The Audit Committee normally meets twice a year and at other times if necessary and has responsibility for, amongst other things, planning and reviewing the annual report and accounts and interim statements involving, where appropriate, the external auditors. The Committee also approves external auditors’ fees and ensures the auditors’ independence as well as focusing on compliance with legal requirements and accounting standards. It is also responsible for ensuring that an effective system of internal control is maintained. The ultimate responsibility for reviewing and approving the annual financial statements and interim statements remains with the Board. The Company’s external auditors are invited to attend meetings of the Committee on a regular basis.

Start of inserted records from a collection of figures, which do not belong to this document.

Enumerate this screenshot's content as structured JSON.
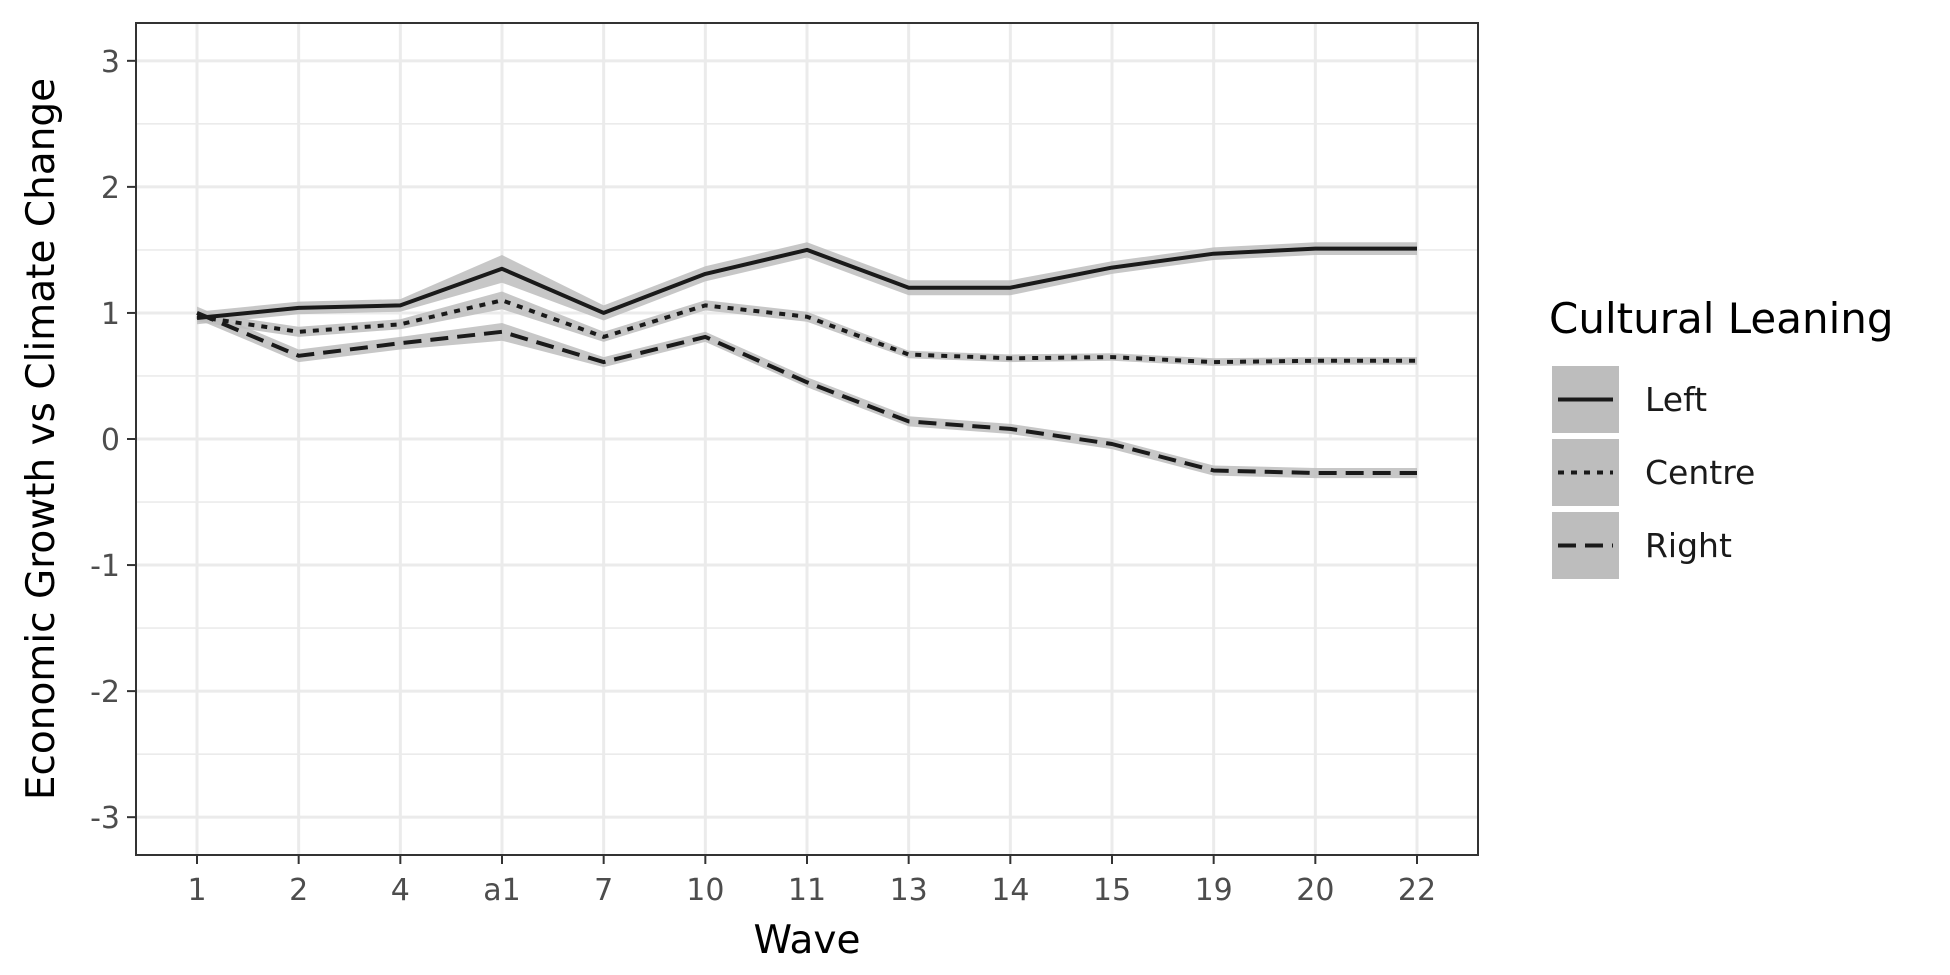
{
  "chart_data": {
    "type": "line",
    "title": "",
    "xlabel": "Wave",
    "ylabel": "Economic Growth vs Climate Change",
    "categories": [
      "1",
      "2",
      "4",
      "a1",
      "7",
      "10",
      "11",
      "13",
      "14",
      "15",
      "19",
      "20",
      "22"
    ],
    "ylim": [
      -3.3,
      3.3
    ],
    "yticks": [
      -3,
      -2,
      -1,
      0,
      1,
      2,
      3
    ],
    "grid": true,
    "legend_title": "Cultural Leaning",
    "legend_position": "right",
    "series": [
      {
        "name": "Left",
        "linestyle": "solid",
        "values": [
          0.96,
          1.04,
          1.06,
          1.35,
          1.0,
          1.31,
          1.5,
          1.2,
          1.2,
          1.36,
          1.47,
          1.51,
          1.51
        ],
        "ci_half_width": [
          0.05,
          0.05,
          0.05,
          0.11,
          0.06,
          0.06,
          0.06,
          0.06,
          0.06,
          0.05,
          0.05,
          0.05,
          0.05
        ]
      },
      {
        "name": "Centre",
        "linestyle": "dotted",
        "values": [
          0.97,
          0.85,
          0.91,
          1.1,
          0.81,
          1.06,
          0.97,
          0.67,
          0.64,
          0.65,
          0.61,
          0.62,
          0.62
        ],
        "ci_half_width": [
          0.04,
          0.04,
          0.04,
          0.07,
          0.04,
          0.04,
          0.04,
          0.03,
          0.03,
          0.03,
          0.03,
          0.03,
          0.03
        ]
      },
      {
        "name": "Right",
        "linestyle": "dashed",
        "values": [
          1.0,
          0.66,
          0.76,
          0.85,
          0.61,
          0.81,
          0.45,
          0.14,
          0.08,
          -0.04,
          -0.25,
          -0.27,
          -0.27
        ],
        "ci_half_width": [
          0.05,
          0.05,
          0.05,
          0.07,
          0.04,
          0.04,
          0.04,
          0.04,
          0.04,
          0.04,
          0.04,
          0.04,
          0.04
        ]
      }
    ],
    "colors": {
      "line": "#1a1a1a",
      "ribbon": "#bdbdbd",
      "grid": "#ebebeb",
      "panel_border": "#333333",
      "legend_key_bg": "#bdbdbd"
    }
  }
}
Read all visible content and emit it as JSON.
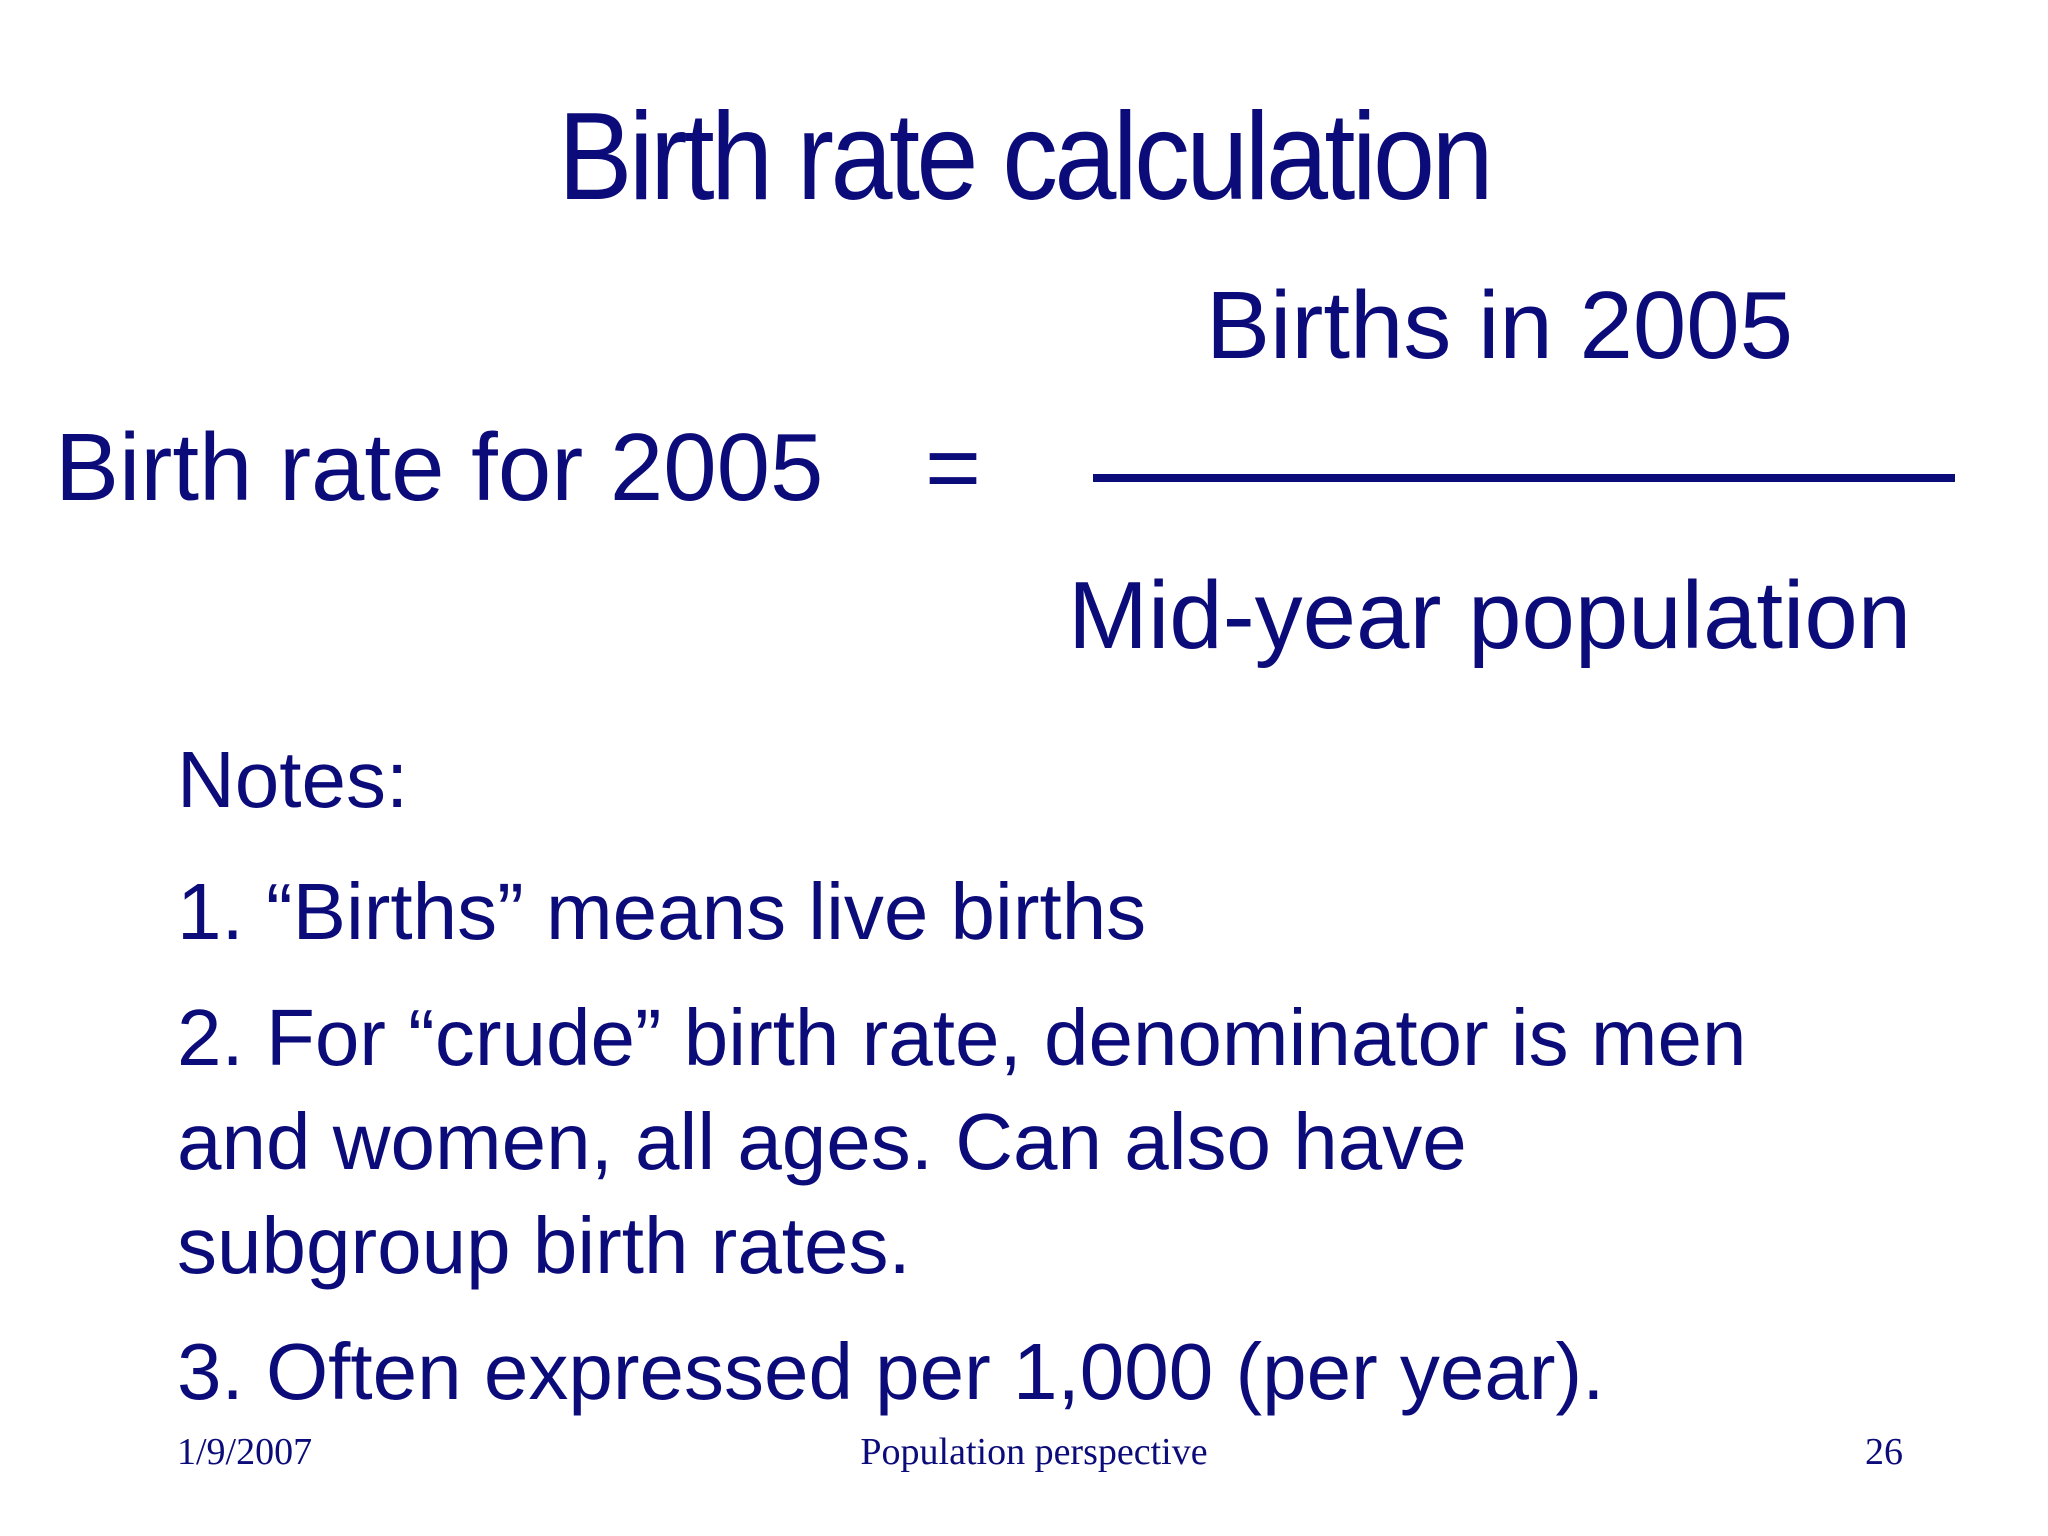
{
  "slide": {
    "title": "Birth rate calculation",
    "formula": {
      "lhs": "Birth rate for 2005",
      "equals": "=",
      "numerator": "Births in 2005",
      "denominator": "Mid-year population"
    },
    "notes": {
      "heading": "Notes:",
      "items": [
        {
          "lines": [
            "1. “Births” means live births"
          ]
        },
        {
          "lines": [
            "2. For “crude” birth rate, denominator is men",
            "and women, all ages.  Can also have",
            "subgroup birth rates."
          ]
        },
        {
          "lines": [
            "3. Often expressed per 1,000 (per year)."
          ]
        }
      ]
    },
    "footer": {
      "date": "1/9/2007",
      "center": "Population perspective",
      "page": "26"
    }
  },
  "colors": {
    "text": "#0b0b7a",
    "background": "#ffffff"
  }
}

The Remuneration Committee, which meets as required, but at least once a year, has responsibility for making recommendations to the Board on the compensation of senior executives and determining, within agreed terms of reference, the specific remuneration packages for each of the Executive Directors. It also supervises the Company’s share incentive schemes and sets performance conditions for share options granted under the schemes.
The Remuneration Report for the year ended 31 December 2023 is set out on pages 33 and 35 of the Company’s 2023 Annual Report.
The Directors believe that the above disclosures constitute sufficient disclosure to meet the QCA Code’s requirement for a Remuneration Committee Report. Consequently, a separate Remuneration Committee Report is not presented in the Group’s Annual Report.